In [None]:
import numpy as np
import matplotlib.pyplot as plt
import csv
!pip install gymnasium
import gymnasium as gym
from tqdm import tqdm
import pickle

Looking in indexes: https://pypi.org/simple, https://us-python.pkg.dev/colab-wheels/public/simple/


In [None]:
# number of buckets for position and velocity
pos_bucket_number = 20
vel_bucket_number = 20

These bucket numbers are used to divide the observation space into smaller partitions or bins, representing different states. By dividing the observation space into smaller buckets, learning algorithms or strategies can better understand the states and adjust their actions accordingly.
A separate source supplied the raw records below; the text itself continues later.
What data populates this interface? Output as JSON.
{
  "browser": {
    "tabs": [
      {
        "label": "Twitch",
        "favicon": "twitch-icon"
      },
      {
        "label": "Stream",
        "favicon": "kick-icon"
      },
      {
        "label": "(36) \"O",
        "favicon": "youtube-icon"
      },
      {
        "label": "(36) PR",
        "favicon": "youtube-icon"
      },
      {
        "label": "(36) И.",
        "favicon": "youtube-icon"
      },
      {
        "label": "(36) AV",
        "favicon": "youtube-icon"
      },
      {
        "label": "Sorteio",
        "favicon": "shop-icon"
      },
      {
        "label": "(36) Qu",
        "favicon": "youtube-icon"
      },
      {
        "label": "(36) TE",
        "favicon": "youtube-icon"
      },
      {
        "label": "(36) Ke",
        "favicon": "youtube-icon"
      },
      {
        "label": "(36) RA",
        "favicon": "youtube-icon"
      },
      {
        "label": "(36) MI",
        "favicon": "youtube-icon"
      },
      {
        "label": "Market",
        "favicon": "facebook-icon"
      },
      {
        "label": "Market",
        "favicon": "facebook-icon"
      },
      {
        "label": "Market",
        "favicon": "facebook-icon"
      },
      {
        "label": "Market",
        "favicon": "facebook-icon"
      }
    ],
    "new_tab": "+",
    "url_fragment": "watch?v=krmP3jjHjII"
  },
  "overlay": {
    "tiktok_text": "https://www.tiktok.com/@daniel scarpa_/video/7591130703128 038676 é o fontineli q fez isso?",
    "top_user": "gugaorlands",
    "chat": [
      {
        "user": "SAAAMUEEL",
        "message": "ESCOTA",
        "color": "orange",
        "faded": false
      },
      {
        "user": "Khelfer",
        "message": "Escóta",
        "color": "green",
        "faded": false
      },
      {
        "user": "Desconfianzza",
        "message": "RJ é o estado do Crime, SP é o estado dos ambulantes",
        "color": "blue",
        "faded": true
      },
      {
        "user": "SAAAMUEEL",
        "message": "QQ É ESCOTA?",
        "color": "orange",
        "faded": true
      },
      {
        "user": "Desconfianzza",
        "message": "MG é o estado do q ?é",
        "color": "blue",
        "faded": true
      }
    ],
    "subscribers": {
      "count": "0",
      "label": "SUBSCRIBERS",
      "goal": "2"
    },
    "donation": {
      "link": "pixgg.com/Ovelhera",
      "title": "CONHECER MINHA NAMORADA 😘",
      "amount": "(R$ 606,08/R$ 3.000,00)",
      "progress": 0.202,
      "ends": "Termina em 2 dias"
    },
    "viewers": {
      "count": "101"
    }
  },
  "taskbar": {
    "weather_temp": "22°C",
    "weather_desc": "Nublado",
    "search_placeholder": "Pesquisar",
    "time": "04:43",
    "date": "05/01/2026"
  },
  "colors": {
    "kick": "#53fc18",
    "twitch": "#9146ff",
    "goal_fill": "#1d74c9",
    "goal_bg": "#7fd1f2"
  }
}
Smaller buckets help capture the state of the game in more detail, allowing for more precise movements and strategies to be developed.

In [None]:
action_space = [0, 1, 2]

 There are 3 discrete deterministic actions:
 
  0: Accelerate to the left

 1: Don’t accelerate

2: Accelerate to the right

In [None]:
pos_space = np.linspace(-1.2, 0.6, pos_bucket_number)
vel_space = np.linspace(-0.07, 0.07, vel_bucket_number)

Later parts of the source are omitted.